Buveurs de vent by Franck Bouysse

Buveurs de vent by Franck Bouysse

Auteur:Franck Bouysse [Bouysse, Franck]
La langue: fra
Format: epub
Tags: Littérature
Éditeur: Éditions Albin Michel
Publié: 2020-05-11T00:00:00+00:00


Matthieu s’était toujours satisfait de son sort. Tout au long des journées de travail, il ne pensait qu’à retrouver la rivière et le silence que les hommes lui dérobaient. Les seuls dont il supportait la voix étaient ses frères, sa sœur et son grand-père.
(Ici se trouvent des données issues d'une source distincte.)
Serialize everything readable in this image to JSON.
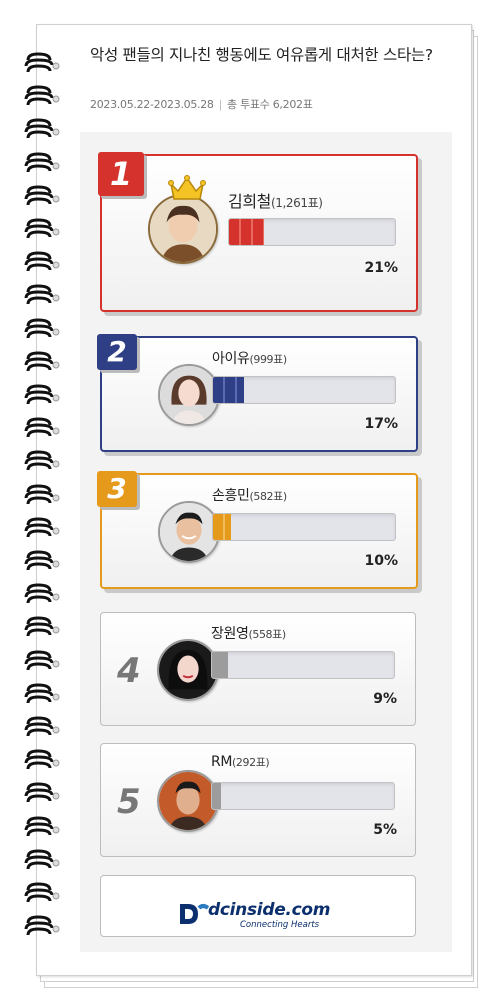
{
  "poll": {
    "title": "악성 팬들의 지나친 행동에도 여유롭게 대처한 스타는?",
    "period": "2023.05.22-2023.05.28",
    "total_label": "총 투표수 6,202표"
  },
  "ranking": [
    {
      "rank": "1",
      "name": "김희철",
      "votes": "(1,261표)",
      "percent": "21%",
      "share": 21,
      "color": "#d5322d"
    },
    {
      "rank": "2",
      "name": "아이유",
      "votes": "(999표)",
      "percent": "17%",
      "share": 17,
      "color": "#2f3f86"
    },
    {
      "rank": "3",
      "name": "손흥민",
      "votes": "(582표)",
      "percent": "10%",
      "share": 10,
      "color": "#e69a1c"
    },
    {
      "rank": "4",
      "name": "장원영",
      "votes": "(558표)",
      "percent": "9%",
      "share": 9,
      "color": "#9c9c9c"
    },
    {
      "rank": "5",
      "name": "RM",
      "votes": "(292표)",
      "percent": "5%",
      "share": 5,
      "color": "#9c9c9c"
    }
  ],
  "footer": {
    "logo_text": "dcinside.com",
    "logo_tagline": "Connecting Hearts"
  },
  "icons": {
    "crown": "crown-icon",
    "logo": "dcinside-logo-icon",
    "spiral": "spiral-binding-icon"
  }
}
Il n’avait pas besoin de beaucoup pour vivre, ne courait pas après un bonheur manufacturé, n’ayant jamais expérimenté ce mot à l’intérieur d’une communauté humaine, pas même sa famille. Il ne recherchait rien qui ne fût pas en dehors des hommes laborieux qu’il côtoyait chaque jour aux carrières, avec leurs aspirations dérisoires, nées de jalousies stériles et de désirs racornis, pour la plupart. Matthieu ne jalousait personne. Il enviait les oiseaux capables de monter à une hauteur considérable, simplement pour voir le monde autrement. Survoler l’au-delà de sa maison, des carrières, de la centrale, du barrage et de la ville, toutes ces constructions que Matthieu avait de longue date reléguées au rang de maléfices.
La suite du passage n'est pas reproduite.